Clearly, the woman liked men.

Clearly, men liked her back. In that regard, she and her fellow MGM alumna Ava Gardner seem to have led their Hollywood sisterhood by many furlongs.

Once that Eddie-and-Debbie business was all over and Richard Burton dumped his then-wife to become husband No. 5, women eventually started liking Taylor, too -- especially the ones who had the sneaking suspicion that she might be in it for the jewelry and the bank accounts. Decades later, she could get away with marketing her own perfume to them.

You couldn't be an American moviegoer of either sex between 1955 and 1985 and not have an opinion about Liz Taylor. You couldn't be an American in that era and not know everything about her, even if you never saw her movies. Her life was better known to most people than their next-door neighbor's. It still is.
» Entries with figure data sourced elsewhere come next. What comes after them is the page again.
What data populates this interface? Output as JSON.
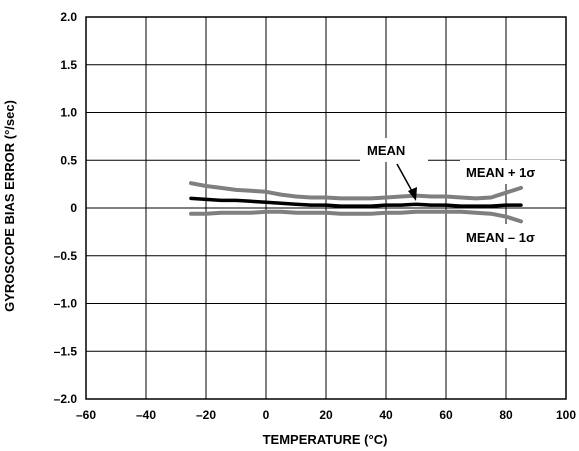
{
  "chart_data": {
    "type": "line",
    "xlabel": "TEMPERATURE (°C)",
    "ylabel": "GYROSCOPE BIAS ERROR (°/sec)",
    "xlim": [
      -60,
      100
    ],
    "ylim": [
      -2.0,
      2.0
    ],
    "x_ticks": [
      -60,
      -40,
      -20,
      0,
      20,
      40,
      60,
      80,
      100
    ],
    "x_tick_labels": [
      "–60",
      "–40",
      "–20",
      "0",
      "20",
      "40",
      "60",
      "80",
      "100"
    ],
    "y_ticks": [
      2.0,
      1.5,
      1.0,
      0.5,
      0,
      -0.5,
      -1.0,
      -1.5,
      -2.0
    ],
    "y_tick_labels": [
      "2.0",
      "1.5",
      "1.0",
      "0.5",
      "0",
      "–0.5",
      "–1.0",
      "–1.5",
      "–2.0"
    ],
    "grid": true,
    "series": [
      {
        "name": "MEAN + 1σ",
        "color": "#7f7f7f",
        "x": [
          -25,
          -20,
          -15,
          -10,
          -5,
          0,
          5,
          10,
          15,
          20,
          25,
          30,
          35,
          40,
          45,
          50,
          55,
          60,
          65,
          70,
          75,
          80,
          85
        ],
        "y": [
          0.26,
          0.23,
          0.21,
          0.19,
          0.18,
          0.17,
          0.14,
          0.12,
          0.11,
          0.11,
          0.1,
          0.1,
          0.1,
          0.11,
          0.12,
          0.13,
          0.12,
          0.12,
          0.11,
          0.1,
          0.11,
          0.16,
          0.21
        ]
      },
      {
        "name": "MEAN",
        "color": "#000000",
        "x": [
          -25,
          -20,
          -15,
          -10,
          -5,
          0,
          5,
          10,
          15,
          20,
          25,
          30,
          35,
          40,
          45,
          50,
          55,
          60,
          65,
          70,
          75,
          80,
          85
        ],
        "y": [
          0.1,
          0.09,
          0.08,
          0.08,
          0.07,
          0.06,
          0.05,
          0.04,
          0.03,
          0.03,
          0.02,
          0.02,
          0.02,
          0.03,
          0.03,
          0.04,
          0.03,
          0.03,
          0.02,
          0.02,
          0.02,
          0.03,
          0.03
        ]
      },
      {
        "name": "MEAN – 1σ",
        "color": "#7f7f7f",
        "x": [
          -25,
          -20,
          -15,
          -10,
          -5,
          0,
          5,
          10,
          15,
          20,
          25,
          30,
          35,
          40,
          45,
          50,
          55,
          60,
          65,
          70,
          75,
          80,
          85
        ],
        "y": [
          -0.06,
          -0.06,
          -0.05,
          -0.05,
          -0.05,
          -0.04,
          -0.04,
          -0.05,
          -0.05,
          -0.05,
          -0.06,
          -0.06,
          -0.06,
          -0.05,
          -0.05,
          -0.04,
          -0.04,
          -0.04,
          -0.04,
          -0.05,
          -0.06,
          -0.09,
          -0.14
        ]
      }
    ],
    "annotations": [
      {
        "text": "MEAN",
        "arrow_to": [
          49,
          0.04
        ]
      },
      {
        "text": "MEAN + 1σ"
      },
      {
        "text": "MEAN – 1σ"
      }
    ]
  }
}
Some things are inarguable and always will be. She was, in her prime, one of the most beautiful actresses American movies will ever have.

Well out of her prime, she was, along with Elvis Presley, a classic American image of bloat and self-indulgence. (My choice for the great Liz Taylor joke? Henny Youngman's "I told my wife, 'You know how you always wanted to look like Liz Taylor? Well, now you do.'" It's funny but without the cruelty of Joan Rivers' gloating "Liz Taylor puts mayonnaise on aspirin.")
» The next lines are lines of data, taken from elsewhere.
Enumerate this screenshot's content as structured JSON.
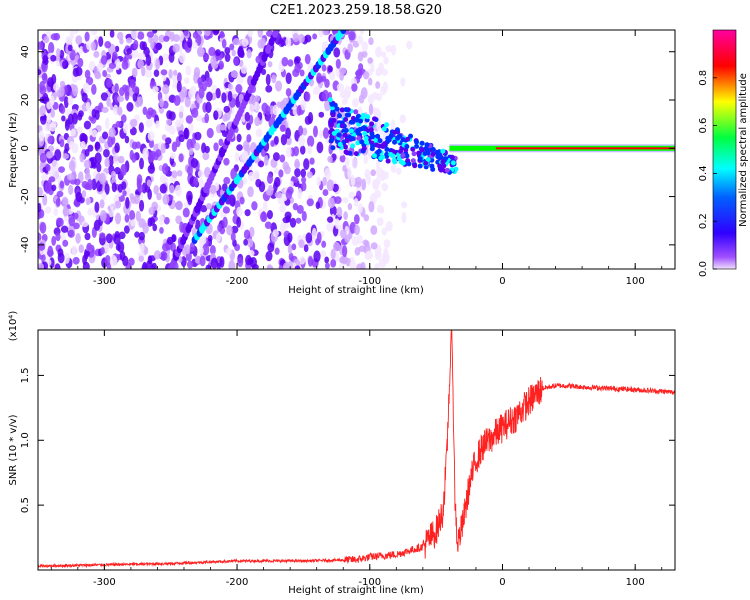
{
  "figure_title": "C2E1.2023.259.18.58.G20",
  "chart_data": [
    {
      "type": "heatmap",
      "xlabel": "Height of straight line (km)",
      "ylabel": "Frequency (Hz)",
      "xlim": [
        -350,
        130
      ],
      "ylim": [
        -50,
        49
      ],
      "xticks": [
        -300,
        -200,
        -100,
        0,
        100
      ],
      "yticks": [
        -40,
        -20,
        0,
        20,
        40
      ],
      "colorbar": {
        "label": "Normalized spectral amplitude",
        "range": [
          0.0,
          1.0
        ],
        "ticks": [
          0.0,
          0.2,
          0.4,
          0.6,
          0.8
        ],
        "colors": [
          "#f0e0ff",
          "#8a2be2",
          "#0000ff",
          "#00ffff",
          "#00ff00",
          "#ffff00",
          "#ff0000",
          "#ff00ff"
        ]
      },
      "features": {
        "signal_line": {
          "x": [
            -5,
            130
          ],
          "frequency": 0,
          "amplitude": 1.0
        },
        "diagonal_tracks": [
          {
            "x": [
              -232,
              -120
            ],
            "frequency": [
              -38,
              49
            ]
          },
          {
            "x": [
              -250,
              -170
            ],
            "frequency": [
              -50,
              49
            ]
          }
        ],
        "noise_region": {
          "x": [
            -350,
            -95
          ]
        }
      }
    },
    {
      "type": "line",
      "xlabel": "Height of straight line (km)",
      "ylabel": "SNR (10 * v/v)",
      "yscale_label": "(x10⁴)",
      "xlim": [
        -350,
        130
      ],
      "ylim": [
        0,
        1.85
      ],
      "xticks": [
        -300,
        -200,
        -100,
        0,
        100
      ],
      "yticks": [
        0.5,
        1.0,
        1.5
      ],
      "series": [
        {
          "color": "#ff2020",
          "x": [
            -350,
            -300,
            -250,
            -200,
            -150,
            -110,
            -100,
            -80,
            -60,
            -50,
            -45,
            -42,
            -40,
            -38,
            -36,
            -34,
            -30,
            -25,
            -20,
            -15,
            -10,
            -5,
            0,
            10,
            20,
            30,
            40,
            50,
            60,
            80,
            100,
            130
          ],
          "y": [
            0.03,
            0.04,
            0.05,
            0.07,
            0.07,
            0.08,
            0.1,
            0.12,
            0.18,
            0.3,
            0.45,
            0.85,
            1.45,
            1.85,
            0.6,
            0.2,
            0.35,
            0.65,
            0.85,
            0.95,
            1.0,
            1.05,
            1.1,
            1.18,
            1.3,
            1.4,
            1.42,
            1.42,
            1.41,
            1.4,
            1.39,
            1.37
          ]
        }
      ]
    }
  ]
}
Almost incidental to the overly publicized illnesses and dysfunctions that paved the way for all the Angelinas and Britneys and Charlies we have now was her career on-screen.

Strangely enough, that is where it is all too easy to overlook and even dismiss her.

And that's where her death is likely to rescue her.

There already is a 24-hour tribute scheduled on TCM for April 10. It's how we commemorate beloved careers in film after lives end.

And Elizabeth Taylor was a good actress -- not a great one like Barbara Stanwyck or Katharine Hepburn but good enough to be close to extraordinary in the right circumstances.

She may not have deserved the Oscar she won for "Butterfield 8" in 1960, but then all of America knew she didn't really win it for the movie; she won it for having pneumonia so severe that a tracheotomy was required to pull her through. (The word "tracheotomy" instantly became a familiar one in the American language. Children used it as freely as third-year med students.)

On the other hand, take a good look at Taylor playing Martha to Richard Burton's George in Mike Nichols' version of Edward Albee's "Who's Afraid of Virginia Woolf?" and she can scare the willies out of you.

She could certainly be bad in films, but even then she was incapable of being uninteresting -- or of being anything but weirdly sympathetic. I doubt whether even Joan Rivers enjoyed the sight of Taylor being bad in a movie.

It certainly wasn't her fault if an entire film studio (20th Century Fox) almost sank into the sea so that she could pretend to be Cleopatra.

And when she was young and at her most beautiful, director George Stevens would fill an entire movie screen with her face in "A Place in the Sun." Kisses in movies don't come much more famous than that one, with her friend Montgomery Clift.

Even in late life -- as a graduate of the Betty Ford Center, an AIDS-charity activist, a proclaimed friend of Michael Jackson and long retired from film -- she somehow occupied a world stage even when she was being wheeled in and out of medical centers.

At least two generations looked at those pictures of her with no sense whatsoever of how that frail and ailing old woman once so commanded the erotic and moral imagination of the country she lived in.

In 1993, troubled and troublesome novelist Harold Brodkey met Taylor while writing about meeting celebrities at some Academy Awards parties.

No one else he met that night impressed him nearly as much. His conclusion about her was this:

"It can be argued that she reflected the times she lived in. But maybe she influenced them, too. Certainly her life, unsnobbish, hardly ethnocentric, filled with divorces and illness and material triumphs, with its political movements leftward and rightward, curiously mirrors the American decades from 1950 until now. She is us in more than one sense."

And, like her fellow tidal inhabitant of the American imagination, Elvis Presley, she may stay that way for a while.